2021 – Andreas Kumin


// Statik und Dynamik auf einem soliden Wertefundament //

Unser bewährtes Lebensmodell sieht sich trotz allem Anschein der Stabilität und des Wohlstands immer wieder neuen Herausforderungen gegenüber, die sogar für selbstverständlich erachtete Errungenschaften wie die Personenfreizügigkeit existentiell bedrohen. Gegenwärtig – nach den Krisen der Finanzmärkte und der Migrationspolitik sowie dem EU-Austritt des Vereinigten Königreichs – stehen die Bewältigung der Folgen der Pandemie und die Sicherung einer nachhaltigen Umwelt- und Klimapolitik im Vordergrund.
Welchen Beitrag kann ein Staat wie Österreich leisten, um Bewährtes zu erhalten und zeitgemäß fortzuentwickeln? Angesichts der Einbettung in eine übernationale Rechts- und Wirtschaftsgemeinschaft in Europa und der globalen Verflechtung von Handel, Transportwesen und Kommunikation kann sich nämlich kein Land alleine diesen Aufgaben erfolgreich stellen.
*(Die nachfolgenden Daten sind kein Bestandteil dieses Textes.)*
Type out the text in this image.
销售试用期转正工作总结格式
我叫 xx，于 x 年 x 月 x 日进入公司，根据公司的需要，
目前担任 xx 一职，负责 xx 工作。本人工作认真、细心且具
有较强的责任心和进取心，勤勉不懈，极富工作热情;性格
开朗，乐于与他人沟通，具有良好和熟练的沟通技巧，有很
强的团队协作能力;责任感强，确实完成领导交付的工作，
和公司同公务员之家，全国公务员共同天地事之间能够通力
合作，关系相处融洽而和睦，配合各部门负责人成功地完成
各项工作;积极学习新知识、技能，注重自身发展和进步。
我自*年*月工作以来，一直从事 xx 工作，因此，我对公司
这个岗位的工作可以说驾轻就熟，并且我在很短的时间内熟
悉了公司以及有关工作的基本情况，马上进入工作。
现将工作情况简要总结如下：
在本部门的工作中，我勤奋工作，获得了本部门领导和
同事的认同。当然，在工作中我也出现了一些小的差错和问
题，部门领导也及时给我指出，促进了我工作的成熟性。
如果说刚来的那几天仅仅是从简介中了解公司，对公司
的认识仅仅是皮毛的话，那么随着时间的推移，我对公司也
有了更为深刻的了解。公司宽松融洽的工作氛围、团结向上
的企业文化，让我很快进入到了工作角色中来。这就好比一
Die Wahrung des Rechts beim Verwaltungshandeln, unabhängige nationale Gerichte als funktionelle Unionsgerichte und Garanten eines effektiven Rechtsschutzes, ergänzt durch Solidaritäts-, Kompromiss- und Dialogbereitschaft, können erst das erforderliche Vertrauen der Bürger*innen sowie der anderen Mitgliedstaaten schaffen. Aufbauend auf einem gemeinsamen, soliden Wertefundament von Demokratie, Menschenrechten und Rechtsstaatlichkeit fließt die glaubwürdige Verfolgung eigener Interessen derart ein in eine genuin gesamteuropäische Debatte.
Die Verfasstheit der EU hängt besonders von der Fähigkeit der mitgliedstaatlichen Verfassungen ab, Beständigkeit und Rechtssicherheit mit Anpassungsfähigkeit an neue Herausforderungen zu vereinen. Daher gewinnen Reformdiskussionen wie die gegenständliche einen besonderen Mehrwert, wenn sie nicht nur mit Blick auf die eigenen Interessen der Mitgliedstaaten und deren Regionen mit Gesetzgebungsbefugnissen geführt werden, sondern auch jene der EU insgesamt im Auge behalten. Ein solcher Ansatz ist geeignet, dem europäischen Verfassungs-, Verwaltungs- und Gerichtsverbund und den Bemühungen um die Stärkung der Rechtsstaatlichkeit sowie der Krisenreaktionsfähigkeit unseres Europas eine neue Dynamik zu verleihen.


Über Andreas Kumin

Studium der Rechtswissenschaften in Graz, Diplome in Über­setzungs­wissenschaften und öffentlicher Verwaltung. Ab 1990 im öster­reichi­schen diplomatischen Dienst, seit 2000 in der Abteilung für Europa­recht (Völkerrechtsbüro) des Außenministeriums, deren Leiter 2005 bis 2019. Seit 2014 Universitätsprofessor für Europarecht an der Uni­versität Graz. Seit März 2019 Richter am Gerichtshof der Euro­päischen Union.